Theoretical and numerical modeling of shape memory alloys

This work is concerned with the development of theoretical formulations and the necessary computational techniques required for analysis of the thermomechanical behavior exhibited by shape memory alloys. Based on consideration of the microstructure which forms during the solid-solid phase transformations known to occur in such materials, a multi-well energy structure comprised of free energy functions assigned to each of the minimally representative set of variants associated with the phase change in single crystals is adopted. Using this as the underlying framework, two physically motivated models for predicting phase transformation are investigated at length. The resulting constitutive models are designed to be appropriate for solving large scale initial boundary value problems at the macroscopic scale.; The first approach investigated derives the kinetics of phase transformation using concepts from statistical physics as applied to a thermally activated process. This involves the estimation of the energy barriers which hinder transformation between the variants as encapsulated in the multi-well framework. The idea is first developed in a one dimensional setting, then generalized to the full single crystal problem. Doing so required the creation of an integration strategy to improve the numerical efficiency of the method, as well as the extension of the notion of an energetic barrier to the multi-dimensional case.
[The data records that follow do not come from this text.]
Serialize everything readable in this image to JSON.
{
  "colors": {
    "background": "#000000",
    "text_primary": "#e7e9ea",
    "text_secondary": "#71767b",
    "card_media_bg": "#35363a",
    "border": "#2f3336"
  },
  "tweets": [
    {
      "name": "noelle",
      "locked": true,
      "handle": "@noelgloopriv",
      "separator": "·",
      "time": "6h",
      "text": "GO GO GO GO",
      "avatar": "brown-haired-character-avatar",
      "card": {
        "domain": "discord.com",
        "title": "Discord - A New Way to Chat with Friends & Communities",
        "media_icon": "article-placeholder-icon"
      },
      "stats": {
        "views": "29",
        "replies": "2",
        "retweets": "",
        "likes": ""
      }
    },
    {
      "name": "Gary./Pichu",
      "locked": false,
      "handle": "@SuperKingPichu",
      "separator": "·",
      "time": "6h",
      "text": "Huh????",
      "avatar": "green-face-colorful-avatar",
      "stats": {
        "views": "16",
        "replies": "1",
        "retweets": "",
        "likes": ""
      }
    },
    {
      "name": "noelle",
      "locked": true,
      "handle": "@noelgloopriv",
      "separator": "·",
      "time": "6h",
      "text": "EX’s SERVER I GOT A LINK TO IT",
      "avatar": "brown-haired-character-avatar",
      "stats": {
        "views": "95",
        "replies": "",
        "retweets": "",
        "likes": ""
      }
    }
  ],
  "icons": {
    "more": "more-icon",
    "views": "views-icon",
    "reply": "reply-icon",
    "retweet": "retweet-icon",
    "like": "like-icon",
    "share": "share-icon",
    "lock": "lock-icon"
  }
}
Numerical simulations demonstrate that the model qualitatively reproduces the unique behaviors observed in shape memory alloys.; The second group of models presented are formulated directly from energy minimization principles. Again using the same underlying energetic framework, it is initially assumed that among all possible microstructural configurations, the material will evolve to the one which minimizes the energy. Such an approach leads to a dissipation free model which successfully predicts the essential features of single crystal experimental data with relatively low numerical expense. Further generalizations allow for the inclusion of an anisotropic dissipation function, both in rate dependent and rate independent form, while retaining the optimal microstructure model as the limit state. Through simulation it is demonstrated that the theory provides a means to replicate both the qualitative and quantitative features of single crystal shape memory alloys.